UC Berkeley students may soon have a smoother BART experience, in part due to a resolution passed at Wednesday’s ASUC Senate meeting urging campus administrators to integrate Clipper card capacities into the Cal 1 Card by Fall 2016.
Student Action Senator Andre Luu — who considered transportation one of his primary platforms during campaigning — drafted a senate resolution in response to discussions with administrators who originally said the project was technologically possible but had not garnered enough outward support from students.
Luu said he hopes the passing of this resolution, although technically symbolic, will “mount further pressure on the administration” to ensure equitable access to BART.
The Clipper card allows public transit users to load funds onto a single card that can be used for all Bay Area transit options, including BART and some parking locations.

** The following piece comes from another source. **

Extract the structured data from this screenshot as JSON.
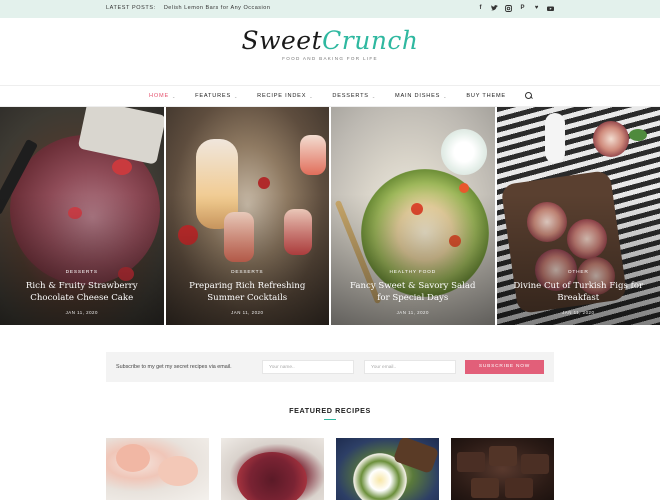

With the addition of Clipper card capabilities, the Cal 1 Card would eliminate the need for students to stand in line each semester for “class passes,” which allow free rides on AC Transit. In addition, students would be able to load funds directly on their Cal 1 Cards to cover BART rides.
According to the resolution, students without Clipper cards — many of whom commute regularly on public transportation for clubs, work, airport travel and family vacations — are currently forced to carry cash or credit cards, risking misplacement and theft.
Upon his election to ASUC Senate, Luu met with project manager Michelle Mason, who explained that while providing Cal 1 Cards with Clipper card accessibility to incoming students would not be difficult, it might not be logistically and financially practical to reprint cards for the entire student body.
According to Mason, the Student Affairs Information Technologies office sent out a survey to campus organizations that aimed to gather information about how Cal 1 Cards are used among students, faculty and staff. When all the data is received, she and others working on the project will have a better estimation of its feasibility.
“It all boils down to whether campus departments have the actual funding to make the necessary technological updates,” she said. “I understand that this is a big initiative for students, but we can’t use student money to do this.”
When the bill was brought to the floor at Monday’s University and External Affairs Committee meeting, CalSERVE Senator Wes Adrianson suggested amending the bill to emphasize the need to encourage the use of public transportation, given the campus’s goal to reach carbon neutrality by 2025. The amendment was added to the bill’s final version.
“The life of a Berkeley student is not just confined to campus,” said Student Action Senator Will Morrow, who signed off as a co-sponsor of the resolution. “Having easier access to Bay Area transportation could help facilitate further student interaction with the local community.”